Über die­se Besu­cher­grup­pe habe ich mich ganz beson­ders gefreut: Der Hel­fer­kreis Asyl aus Unter­ha­ching besuch­te mich im Baye­ri­schen Land­tag. Seit 2015 bin ich dort Mit­glied. Eini­ge Jugend­li­che ken­ne ich noch als klei­ne Babys, vie­le der Müt­ter seit ihrer Ankunft in Unter­ha­ching. Schon vor mei­ner Zeit als Abge­ord­ne­te habe ich mich „spe­zia­li­siert“ und in einem Team von Ehren­amt­li­chen aus­schließ­lich um Arbeits­ver­mitt­lung für Geflüch­te­te bemüht. Ich war schon damals über­rascht, wie auf­ge­schlos­sen die Unter­neh­men waren und wie gut das auf Anhieb geklappt hatte.

Allein in den ers­ten drei Jah­ren konn­ten wir 130 Mal Arbeit ver­mit­teln. Zur Wahr­heit gehört aber auch, dass Arbeits­ge­neh­mi­gun­gen nur schwer erteilt wur­den – an sog. „siche­re Her­kunfts­län­der“ über­haupt nicht — und dass vie­len Mitarbeiter*innen nach der Ein­ge­wöh­nung sogar die Geneh­mi­gun­gen wie­der genom­men wur­den. Das war schon damals völ­lig kon­tra­pro­duk­tiv und kei­ne gute Vor­aus­set­zung für gelin­gen­de Integration.

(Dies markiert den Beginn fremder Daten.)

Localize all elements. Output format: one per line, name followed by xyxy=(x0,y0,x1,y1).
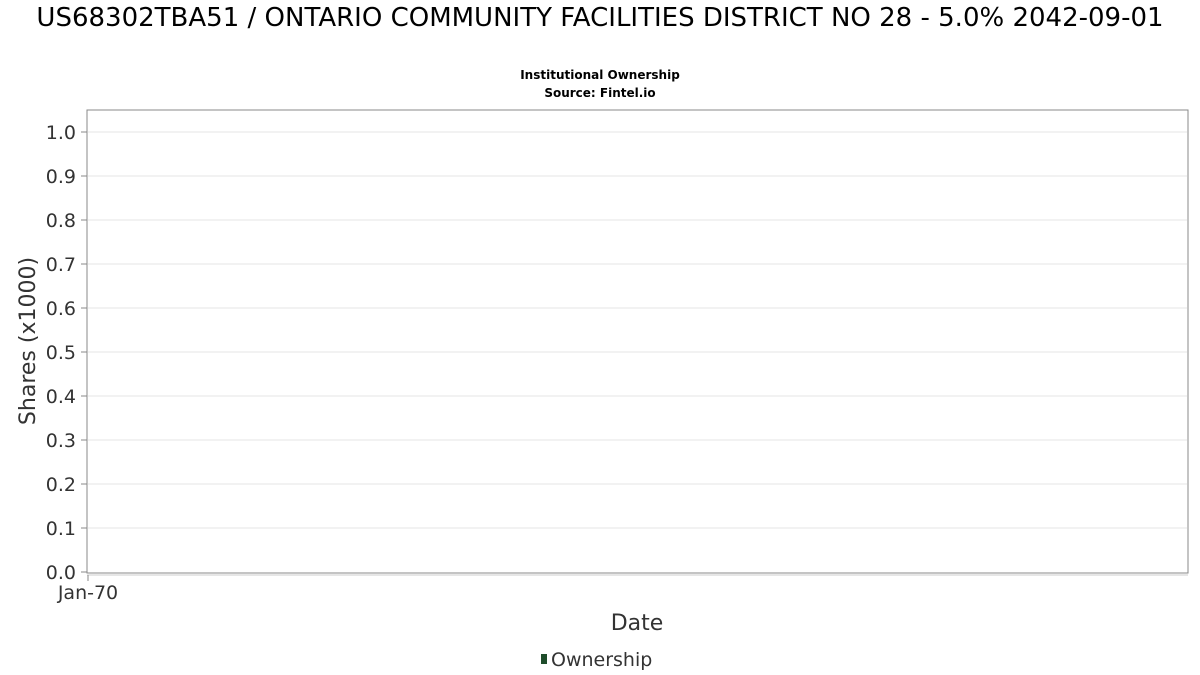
y-tick-label: 0.8 xyxy=(46,210,76,232)
y-tick-label: 0.9 xyxy=(46,166,76,188)
y-tick-label: 0.2 xyxy=(46,474,76,496)
grid-lines xyxy=(88,131,1187,529)
y-axis-ticks: 0.0 0.1 0.2 0.3 0.4 0.5 0.6 0.7 0.8 0.9 1.0 xyxy=(46,122,87,584)
chart-subtitle: Institutional Ownership xyxy=(520,68,680,82)
y-tick-label: 0.6 xyxy=(46,298,76,320)
y-tick-label: 0.4 xyxy=(46,386,76,408)
x-axis-ticks: Jan-70 xyxy=(57,575,118,604)
y-tick-label: 0.5 xyxy=(46,342,76,364)
y-tick-label: 0.1 xyxy=(46,518,76,540)
y-tick-label: 0.3 xyxy=(46,430,76,452)
x-axis-title: Date xyxy=(611,611,664,636)
y-tick-label: 1.0 xyxy=(46,122,76,144)
legend-label-ownership: Ownership xyxy=(551,649,652,671)
plot-frame xyxy=(86,109,1189,574)
y-tick-label: 0.7 xyxy=(46,254,76,276)
y-axis-title: Shares (x1000) xyxy=(16,257,41,425)
chart-source: Source: Fintel.io xyxy=(544,86,656,100)
x-tick-label: Jan-70 xyxy=(57,582,118,604)
y-tick-label: 0.0 xyxy=(46,562,76,584)
legend-swatch-ownership xyxy=(541,654,547,664)
chart-title: US68302TBA51 / ONTARIO COMMUNITY FACILIT… xyxy=(36,3,1164,33)
legend[interactable]: Ownership xyxy=(541,649,652,671)
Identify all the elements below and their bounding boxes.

Das Land­rats­amt Mün­chen unter­stütz­te stets, dass die Men­schen nicht zum Rum­sit­zen ver­dammt sind, orga­ni­sier­te run­de Tische und half bei büro­kra­ti­schen Hürden.

Die­se Bemü­hun­gen mach­te die Lan­des­po­li­tik unter der CSU-Regie­rung von Anfang an zunich­te und warf den Geflüch­te­ten, den Ehren­amt­li­chen und den Unter­neh­men Prü­gel zwi­schen die Bei­ne. Unter­neh­men wur­den mit For­mu­la­ren über­häuft, meh­re­re Stel­len muss­ten vor Arbeits­be­ginn geneh­mi­gen, Aner­ken­nungs­ver­fah­ren aus­län­di­scher Qua­li­fi­ka­tio­nen dau­ern in Bay­ern ewig.

Die Staats­re­gie­rung und die CSU auf allen Ebe­nen ist wei­ter­hin mehr mit dem The­ma Abschie­bung statt Inte­gra­ti­on beschäf­tigt. Der Minis­ter­prä­si­dent und der Innen­mi­nis­ter ver­kün­den — fast schon stolz- Zah­len der abge­scho­be­nen Flücht­lin­ge. Kei­ne Empa­thie für die geflüch­te­ten Men­schen. Chan­cen, die die­se Men­schen für unser Land brin­gen könn­ten, wer­den nicht ergriffen.

Als Land­tags­ab­ge­ord­ne­te errei­chen mich sehr oft Hil­fe­ru­fe, wenn Unter­neh­men ihre Kräf­te behal­ten wol­len. Ich wen­de mich dann meist direkt an die Behör­de oder an den Inte­gra­ti­ons­be­auf­trag­ten, mal mit und lei­der auch mal ohne Erfolg.

Trotz­dem – die Fami­li­en, die mich zusam­men mit den Asyl­hel­fern und ‑hel­fe­rin­nen besucht haben, haben es geschafft. Sie spre­chen super Deutsch, haben Arbeit und enga­gie­ren sich teil­wei­se schon selbst ehren­amt­lich. Das soll uns lei­ten, freu­en wir uns über das, was gelingt und las­sen wir mit­ein­an­der nicht locker!